Durch seine jüngste Expansion ist das Merck Serono Biotech Centers in Corsier-sur-Vevey zu einer der größten und technologisch fortgeschrittensten Produktionsanlagen der Welt für Biopharmazeutika geworden.

Die Herstellung monoklonaler Antikörper

Die Zahlen sind äußerst beeindruckend: 120.000 l Bioreaktorkapazität, 65 km neue Rohre, 10.000 m2 zusätzliche Produktions- und Reinraumflächen, 2700 m2 für Logistik und Service, Lagerräume für 4500 Paletten, eine neue Kläranlage für die biologische Behandlung von 1200 m3 Abwasser und 2.500 m2 an 12 Meter hohen Stützmauern.

Im Center werden große Mengen an Wirkstoffen für Biopharmazeutika hergestellt werden, vor allem das Krebsmittel von Merck Erbitux®, eine große Reihe an Biosimilars und Rebif® (Intaferon beta-1a), ein sekundärer Botenstoff für die Behandlung von multipler Sklerose. Die Wirkstoffe werden in tierischen Zellen produziert und das Produkt wird in das es umgebende Nährmedium freigesetzt, um es anschließend zu ernten und zu reinigen.

Da den Patienten nur eine kleine Menge verabreicht wird, sind die Produktionsvolumen sehr klein. „Man benötigt nur wenige Kilogramm Rebif®, um den gesamten Weltmarkt zu bedienen“, erklärt Jens Regelin, der Leiter des Merck Serono Biotech Centers. „Im Gegensatz dazu werden therapeutische Antikörper für zielgerichtete Krebstherapien, wie Erbitux® in Tonnen oder Hunderten Kilogramm produziert, da die Dosierungen bis zu 18.000-mal höher sind als für Rebif®“.

Im vergrößerten Merck Serono Biotech Center sind Prozessentwicklung und Produktion eng aufeinander abgestimmt. Die Prozessentwicklung beginnt in der Zellwissenschaftsabteilung, wo das Gen mit dem Bauplan für die Produktion des Biopharmazeutikums in die tierischen Zellen eingeführt wird. Als Nächstes werden die Zelllinien ausgewählt, die das therapeutische Protein mit hohen Erträgen und herausragender Qualität produzieren. Diese Zelllinien werden dann an die Prozessentwicklung übergeben, um die optimalen Bedingungen für die Kultivierung und Reinigung zu bestimmen.

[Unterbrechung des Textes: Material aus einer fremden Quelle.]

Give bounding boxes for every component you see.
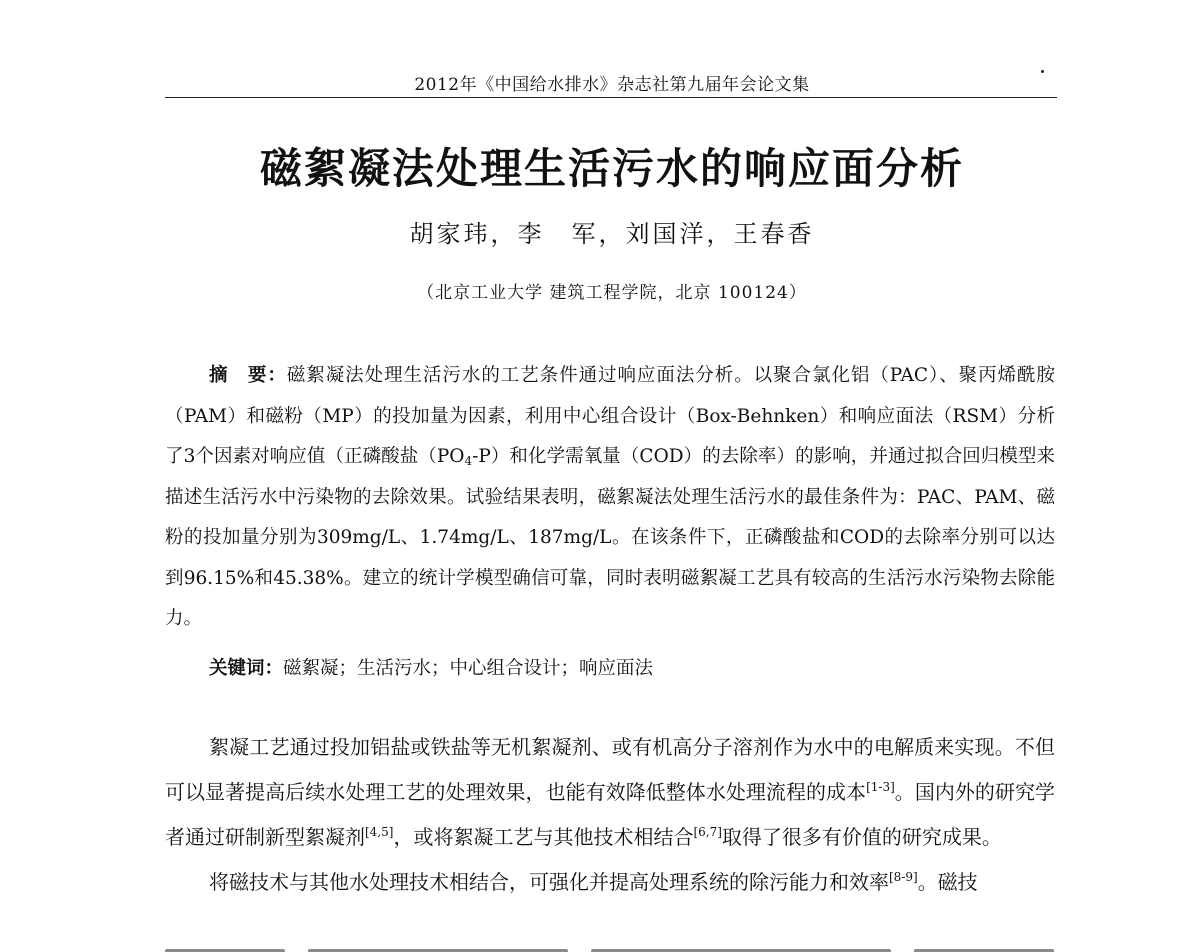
citation-1-3: [1-3]: [866, 780, 895, 794]
paper-affiliation: （北京工业大学 建筑工程学院，北京 100124）: [417, 283, 807, 303]
body-paragraph-1: [165, 725, 1055, 860]
body-p2-text-a: 将磁技术与其他水处理技术相结合，可强化并提高处理系统的除污能力和效率: [209, 870, 889, 894]
paper-title: 磁絮凝法处理生活污水的响应面分析: [259, 144, 964, 193]
body-p1-text-b: 。国内外的研究学者通过研制新型絮凝剂: [165, 780, 1056, 849]
po4-subscript: 4: [464, 454, 473, 468]
keywords-text: 磁絮凝；生活污水；中心组合设计；响应面法: [283, 658, 654, 679]
running-header: 2012年《中国给水排水》杂志社第九届年会论文集: [414, 75, 810, 95]
keywords-label: 关键词：: [209, 658, 284, 679]
body-p1-text-d: 取得了很多有价值的研究成果。: [721, 825, 1002, 849]
abstract-text-part-1: 磁絮凝法处理生活污水的工艺条件通过响应面法分析。以聚合氯化铝（PAC）、聚丙烯酰胺（PAM）和磁粉（MP）的投加量为因素，利用中心组合设计（Box-Behnken）和响应面法（RSM）分析了3个因素对响应值（正磷酸盐（PO: [165, 365, 1055, 467]
body-p1-text-a: 絮凝工艺通过投加铝盐或铁盐等无机絮凝剂、或有机高分子溶剂作为水中的电解质来实现。不但可以显著提高后续水处理工艺的处理效果，也能有效降低整体水处理流程的成本: [165, 735, 1055, 804]
abstract-label: 摘 要：: [209, 365, 287, 386]
body-p1-text-c: ，或将絮凝工艺与其他技术相结合: [393, 825, 694, 849]
scan-speck: [1041, 70, 1044, 73]
cut-off-text-line: [165, 938, 1055, 952]
body-paragraph-2: [165, 860, 1055, 905]
body-p2-text-b: 。磁技: [917, 870, 978, 894]
header-rule: [165, 97, 1057, 98]
keywords: [209, 649, 1055, 689]
citation-6-7: [6,7]: [693, 825, 722, 839]
abstract-text-part-2: -P）和化学需氧量（COD）的去除率）的影响，并通过拟合回归模型来描述生活污水中污染物的去除效果。试验结果表明，磁絮凝法处理生活污水的最佳条件为：PAC、PAM、磁粉的投加量分别为309mg/L、1.74mg/L、187mg/L。在该条件下，正磷酸盐和COD的去除率分别可以达到96.15%和45.38%。建立的统计学模型确信可靠，同时表明磁絮凝工艺具有较高的生活污水污染物去除能力。: [165, 446, 1055, 629]
citation-8-9: [8-9]: [889, 870, 918, 884]
paper-authors: 胡家玮，李 军，刘国洋，王春香: [409, 220, 815, 248]
abstract: [165, 356, 1055, 640]
body-text: [165, 725, 1055, 905]
citation-4-5: [4,5]: [365, 825, 394, 839]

All dies ist Teil der Entwicklung eines vollständigen kommerziellen Produktionsprozesses. Seit 2011 werden Roboter eingesetzt, um unter Einsatz minimaler Zellmengen simultan so viele Parameter parallel zu testen, wie möglich. Daraus hat sich die Anzahl der innerhalb eines Jahres getesteten Kulturen um ein Sechsfaches erhöht. Auf ähnliche Weise stellt die spezielle Anlagenbausoftware und Automatisierung sicher, dass alle Produktionsprozesse eng überwacht und kontrolliert werden.

Die Projektspezifikationen für GEA

Lieferung: Fermenter/Bioreaktoren für die mikrobielle und zelluläre Fermentierung: bis zu 20.000 l, sterile Bauform, Hochleistungssteuersystem mit Visualisierung, getestet und qualifiziert.

Fermentierung: Entwurf, Automatisierung, Herstellung, Montage, FAT, Qualifizierung von 8 Produktionsreaktor-Skids (15 kl), 8 Zulaufgefäße (3 kl), 2 Erntetanks (17 kl) und 18 Heiz-Kühl-Systeme.

Filtration: Entwurf, Herstellung, Montage, FAT, Qualifizierung von 2 Klär-Skids (6 Tiefenfilter, 5 Medienfilter, 1 steriler Gasfilter) und 2 Zwischenbehälter-Skids (1 3-kl-Zwischenbehälter, 2 Heiz-Kühl-Systeme, 2 sterile Gasfilter).